Es, sin duda, el retrato directo de una parte de la sociedad afgana. Este mismo reflejo se verá cuando, tras conseguir triunfal su cuaderno, Baktay se encamina hacia la escuela con su vecino, se encuentra con que es una escuela de niños al aire libre; una pizarra y los pupitres son lo único que indica a las claras que es un lugar de enseñanza. El maestro la despacha con cajas destempladas en una escena muy emotiva porque ella no entiende nada, sólo quiere que cuenten una historia divertida. El maestro le indica que se vaya al otro lado del río, a la escuela de las niñas, por una senda polvorienta marcada por cal blanca, porque salirse de ella implica la posibilidad de pisar una mina, así de terrible es la vida.
Una partida de chavalillos la detiene a medio camino y juegan a ser talibanes con ella. Y escenifican una lapidación; cavan un hoyo, le tapan la cabeza y pasan ante sus ojos (los del espectador atenazado a la butaca) con actitud agresiva enarbolando sendas piedras junto a un buda caído. A ella no le gusta el juego, la conducen a una cueva donde hay otras niñas como ella. Pero Baktay sólo quiere llegar a la escuela, así que en un momento dado huye.

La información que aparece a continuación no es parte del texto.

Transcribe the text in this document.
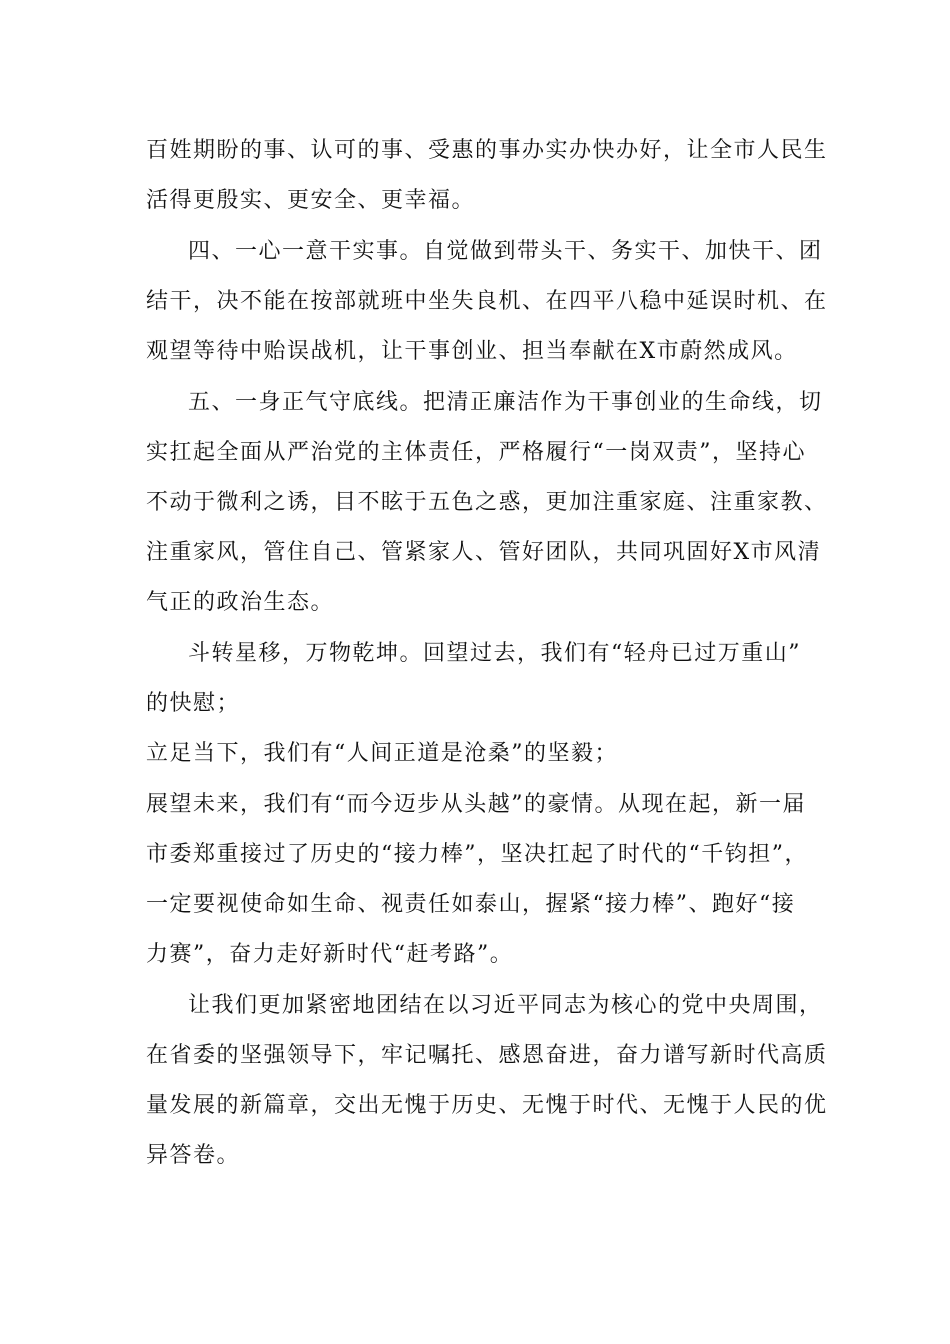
百姓期盼的事、认可的事、受惠的事办实办快办好，让全市人民生
活得更殷实、更安全、更幸福。
四、一心一意干实事。自觉做到带头干、务实干、加快干、团
结干，决不能在按部就班中坐失良机、在四平八稳中延误时机、在
观望等待中贻误战机，让干事创业、担当奉献在X市蔚然成风。
五、一身正气守底线。把清正廉洁作为干事创业的生命线，切
实扛起全面从严治党的主体责任，严格履行“一岗双责”，坚持心
不动于微利之诱，目不眩于五色之惑，更加注重家庭、注重家教、
注重家风，管住自己、管紧家人、管好团队，共同巩固好X市风清
气正的政治生态。
斗转星移，万物乾坤。回望过去，我们有“轻舟已过万重山”
的快慰；
立足当下，我们有“人间正道是沧桑”的坚毅；
展望未来，我们有“而今迈步从头越”的豪情。从现在起，新一届
市委郑重接过了历史的“接力棒”，坚决扛起了时代的“千钧担”，
一定要视使命如生命、视责任如泰山，握紧“接力棒”、跑好“接
力赛”，奋力走好新时代“赶考路”。
让我们更加紧密地团结在以习近平同志为核心的党中央周围，
在省委的坚强领导下，牢记嘱托、感恩奋进，奋力谱写新时代高质
量发展的新篇章，交出无愧于历史、无愧于时代、无愧于人民的优
异答卷。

Todo lo que nos trasmite es la más pura inocencia, interpelada en un paisaje árido y polvoriento, trastocado con violencia por la guerra, en la escena de los niños y en la soledad en la que se encuentran. El mundo adulto apenas si existe y es el espejo amargo en el que se han mirado los chavales. Nuevamente, cuando llega a la escuela, en otra escena triste porque la pobre Baktay no encuentra un sitio donde sentarse. Sin embargo, aquel panorama de rostros tristes y recelosos cambia cuando las niñas se dejan colorear los labios y los pómulos con el pintalabios de Baktay. Claro que eso derivará en que la maestra la invite a marcharse.
Ya, de regreso, le dirá a su vecino que no le ha gustado nada la escuela porque se ha tenido que contar ella misma la historia divertida que aguardaba que le contaran. Por la vereda, de regreso a la cueva, la misma partida de niños los interceptan, esta vez se hacen pasar por americanos que buscan a terroristas, el vecino se hace el muerto, pero ella se resiste, llora hasta que su vecino le indica que sólo muriendo será libre. Los niños adquieren el rol de lo que han visto, de lo que han vivido. Por eso, hay algo de verdad en estas palabras, en la triste aspereza de ese mundo infantil que se ve condicionado por las miserias del mundo adulto, que lo pervierte y lo transforma en un estallido de tragedia que se asoma en sus juegos.
Cada plano y cada escena es el recorrido de esa infancia que es como un barco de papel empujado por la corriente, sin destino, hacia algún sitio sin saber hacia dónde se dirige. Buda explotó por vergüenza es cine en estado puro, rodado por una directora que radiografía con una sabiduría ingenua pero perfecta sobre la condición humana. No sólo desprende el eco de una narración veraz, sino que es como si fuese un trozo de vida agridulce que nos regalara para que supiésemos en qué mundo vivimos. Y que lo que tendría que imperar en él no es la brutalidad (encarnada en la imagen final de la explosión que destroza la figura de un Buda como si la acción fuese, precisamente, por esa vergüenza de no gustarle el mundo en el que habita), sino la inocencia como una filosofía de vida. También la historia se puede contar de otra manera, con imágenes, este es un claro ejemplo de ello. Como señala el historiador norteamericano Robert Rosenstone, y tan bien se encarna en el filme: “las películas son reflejo de la realidad política y social del momento en que fueron hechas”.